17.10.'13  Camp Chobe, Namibia  Yellow-billed Oxpecker (2) Egg-laying starts in September and lasts till November. Usually they build their nests in tree holes, 2-7 m above the ground and rarely in other sites such as walls of buildings. In the garden of this Bird & Birder Friendly Establishment, a pair of this species is nesting in a wooden fence pole around the boma. The cavity is lined with grass and hair plucked from its host animals. One to two adult helpers assist in feeding the chicks.

18.10.'13  Chobe NP., Botswana  Osprey (1) With a cosmopolitan distribution in Old and New Worlds it is in southern Africa also widespread but uncommon and is largely absent from he arid interior. They live in competition with African Fish-Eagles whom they attack and interact aggressively with.

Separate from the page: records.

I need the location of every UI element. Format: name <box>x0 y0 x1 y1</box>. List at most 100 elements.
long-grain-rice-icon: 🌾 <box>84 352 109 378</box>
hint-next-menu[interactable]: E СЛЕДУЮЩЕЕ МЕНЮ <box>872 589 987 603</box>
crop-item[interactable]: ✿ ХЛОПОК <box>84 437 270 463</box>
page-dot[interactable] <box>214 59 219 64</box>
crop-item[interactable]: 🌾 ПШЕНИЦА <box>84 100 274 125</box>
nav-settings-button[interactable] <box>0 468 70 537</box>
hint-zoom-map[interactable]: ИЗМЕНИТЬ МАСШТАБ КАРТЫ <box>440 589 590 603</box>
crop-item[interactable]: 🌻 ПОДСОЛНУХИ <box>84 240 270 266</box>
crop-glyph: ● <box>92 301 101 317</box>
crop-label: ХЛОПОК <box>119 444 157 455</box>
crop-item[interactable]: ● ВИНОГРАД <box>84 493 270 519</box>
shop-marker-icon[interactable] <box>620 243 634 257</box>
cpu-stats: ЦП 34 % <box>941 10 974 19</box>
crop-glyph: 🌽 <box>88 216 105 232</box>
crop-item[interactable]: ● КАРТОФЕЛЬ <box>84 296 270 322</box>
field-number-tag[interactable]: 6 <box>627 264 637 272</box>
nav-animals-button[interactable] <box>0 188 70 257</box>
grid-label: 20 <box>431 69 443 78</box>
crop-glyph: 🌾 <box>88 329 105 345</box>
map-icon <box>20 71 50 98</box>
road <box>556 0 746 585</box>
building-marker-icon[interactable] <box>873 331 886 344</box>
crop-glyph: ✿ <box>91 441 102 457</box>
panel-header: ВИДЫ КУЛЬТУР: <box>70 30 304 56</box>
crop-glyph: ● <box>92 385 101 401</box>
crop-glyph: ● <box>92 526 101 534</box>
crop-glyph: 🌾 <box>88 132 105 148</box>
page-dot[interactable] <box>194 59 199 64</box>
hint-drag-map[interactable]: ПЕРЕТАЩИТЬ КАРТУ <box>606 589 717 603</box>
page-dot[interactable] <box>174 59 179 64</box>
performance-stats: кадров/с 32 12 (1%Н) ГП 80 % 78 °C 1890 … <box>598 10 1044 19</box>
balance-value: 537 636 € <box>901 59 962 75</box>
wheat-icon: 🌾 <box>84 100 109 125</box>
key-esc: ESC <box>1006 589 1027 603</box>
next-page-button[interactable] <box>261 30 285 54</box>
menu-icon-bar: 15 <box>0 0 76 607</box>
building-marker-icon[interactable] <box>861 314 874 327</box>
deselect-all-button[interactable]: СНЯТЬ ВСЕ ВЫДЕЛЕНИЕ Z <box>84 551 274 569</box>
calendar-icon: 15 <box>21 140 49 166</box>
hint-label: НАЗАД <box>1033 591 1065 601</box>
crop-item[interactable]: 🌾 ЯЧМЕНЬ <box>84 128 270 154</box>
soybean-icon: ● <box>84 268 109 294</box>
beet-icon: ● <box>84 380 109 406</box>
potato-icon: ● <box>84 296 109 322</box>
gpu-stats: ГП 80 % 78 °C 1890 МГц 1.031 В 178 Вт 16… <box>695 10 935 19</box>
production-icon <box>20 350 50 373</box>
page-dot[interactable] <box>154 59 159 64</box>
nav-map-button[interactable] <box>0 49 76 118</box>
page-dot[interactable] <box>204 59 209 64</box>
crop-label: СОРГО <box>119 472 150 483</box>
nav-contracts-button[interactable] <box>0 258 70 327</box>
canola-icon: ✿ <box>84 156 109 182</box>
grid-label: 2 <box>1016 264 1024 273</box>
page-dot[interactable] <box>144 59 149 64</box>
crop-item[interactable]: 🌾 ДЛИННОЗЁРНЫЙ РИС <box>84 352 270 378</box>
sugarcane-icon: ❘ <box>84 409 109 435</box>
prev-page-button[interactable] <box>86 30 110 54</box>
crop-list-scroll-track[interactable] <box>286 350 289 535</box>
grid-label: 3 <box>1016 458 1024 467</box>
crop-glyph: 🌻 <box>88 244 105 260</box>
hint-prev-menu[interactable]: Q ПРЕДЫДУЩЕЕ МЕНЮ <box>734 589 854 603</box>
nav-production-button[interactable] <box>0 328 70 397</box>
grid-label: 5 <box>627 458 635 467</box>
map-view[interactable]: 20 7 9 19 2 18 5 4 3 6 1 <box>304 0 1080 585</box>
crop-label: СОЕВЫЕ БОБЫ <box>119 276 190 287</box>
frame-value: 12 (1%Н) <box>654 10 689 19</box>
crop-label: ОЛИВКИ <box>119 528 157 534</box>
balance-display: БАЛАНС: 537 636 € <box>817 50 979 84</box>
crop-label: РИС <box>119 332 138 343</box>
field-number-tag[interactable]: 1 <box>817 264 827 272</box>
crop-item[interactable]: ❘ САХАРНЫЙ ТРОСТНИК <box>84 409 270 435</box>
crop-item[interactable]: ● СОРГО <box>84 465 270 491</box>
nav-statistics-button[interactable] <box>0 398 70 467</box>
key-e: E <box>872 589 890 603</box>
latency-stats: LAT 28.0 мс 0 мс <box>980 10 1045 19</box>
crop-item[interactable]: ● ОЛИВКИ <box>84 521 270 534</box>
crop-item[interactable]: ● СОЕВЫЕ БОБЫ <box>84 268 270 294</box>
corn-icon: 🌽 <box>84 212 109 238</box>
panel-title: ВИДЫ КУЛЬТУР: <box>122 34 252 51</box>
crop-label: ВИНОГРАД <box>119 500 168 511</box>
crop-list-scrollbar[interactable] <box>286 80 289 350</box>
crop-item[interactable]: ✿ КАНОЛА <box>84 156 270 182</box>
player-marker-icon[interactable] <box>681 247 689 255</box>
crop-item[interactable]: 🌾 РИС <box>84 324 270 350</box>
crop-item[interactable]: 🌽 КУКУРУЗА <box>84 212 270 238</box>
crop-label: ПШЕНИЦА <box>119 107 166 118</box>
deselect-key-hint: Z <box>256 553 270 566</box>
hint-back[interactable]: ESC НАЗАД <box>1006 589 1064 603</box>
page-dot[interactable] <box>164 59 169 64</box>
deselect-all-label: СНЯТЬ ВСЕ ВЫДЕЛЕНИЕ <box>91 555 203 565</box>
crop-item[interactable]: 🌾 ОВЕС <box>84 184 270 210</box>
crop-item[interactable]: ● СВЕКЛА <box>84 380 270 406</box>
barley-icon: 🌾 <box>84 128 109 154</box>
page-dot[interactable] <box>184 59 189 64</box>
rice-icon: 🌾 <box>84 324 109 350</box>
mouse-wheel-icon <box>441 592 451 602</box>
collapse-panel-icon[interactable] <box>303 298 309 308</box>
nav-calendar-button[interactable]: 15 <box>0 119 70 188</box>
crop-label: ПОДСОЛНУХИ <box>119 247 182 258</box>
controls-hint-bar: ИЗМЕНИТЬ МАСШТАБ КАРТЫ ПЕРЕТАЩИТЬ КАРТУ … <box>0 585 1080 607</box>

18.10.'13  Victoria Falls NP., Zimbabwe  Collared Sunbird (3) In this protected area this species is well represented although they are due to their size easily overlooked. When roosting, they can lower their metabolism by 39% at 5 degrees Celsius and by 61-65% at 25 degrees Celsius.

18.10.'13  Gorges Lodge, Zimbabwe  Bird & Birder Friendly Award  By traveling directly with BirdsConTour or making use of a guide from BirdsConTour you support bird conservation and create an economic platform for local livelihoods. Sometimes travelers also participate in other BirdsConTour projects. To say THANK YOU, every tour participant receives a Bird & Birder Friendly Award at the end of the tour.
Twelve German-speaking guests were rewarded with one penguin-rated Bird & Birder Friendly Awards:

Gibisch Petra & Rudolf
Heinz Carmen & Jürgen
Heutling Sylvia & Hans-Jürgen
Leitz Claudia
Leitz Inge
Madl Ute & Herbert
Winkelmann Daniela & Dr. Daniel

This Caprivi Tour, organized by Pack Safari and Chamäleon Reisen, took place from the 07th of October until the 19th of October 2013.

19.10.'13  Gorges Lodge, Zimbabwe  Bird & Birder Friendly Award  Gorges Lodge in Zimbabwe at the Batoka Gorge has been rewarded with a two penguin-rated Bird & Birder Friendly Award. The managers are involved with a conservation project to save the Verreaux’s Eagle on and around the lodge property. At the same time they offer their guests a stunning eagle viewing activity.

19.10.'13  Amadeus Garden Guesthouse, Victoria Falls, Zimbabwe  Fork-tailed Drongo (1) One nest is being build out of pliable twigs and bound with spider web. It is suspended in a horizontal tree fork, about 9 m above the ground.

Enjoy Birding, 
Stefan Rust
Please note: Most scientific information has been taken from Roberts Birds of Southern Africa, V11th edition!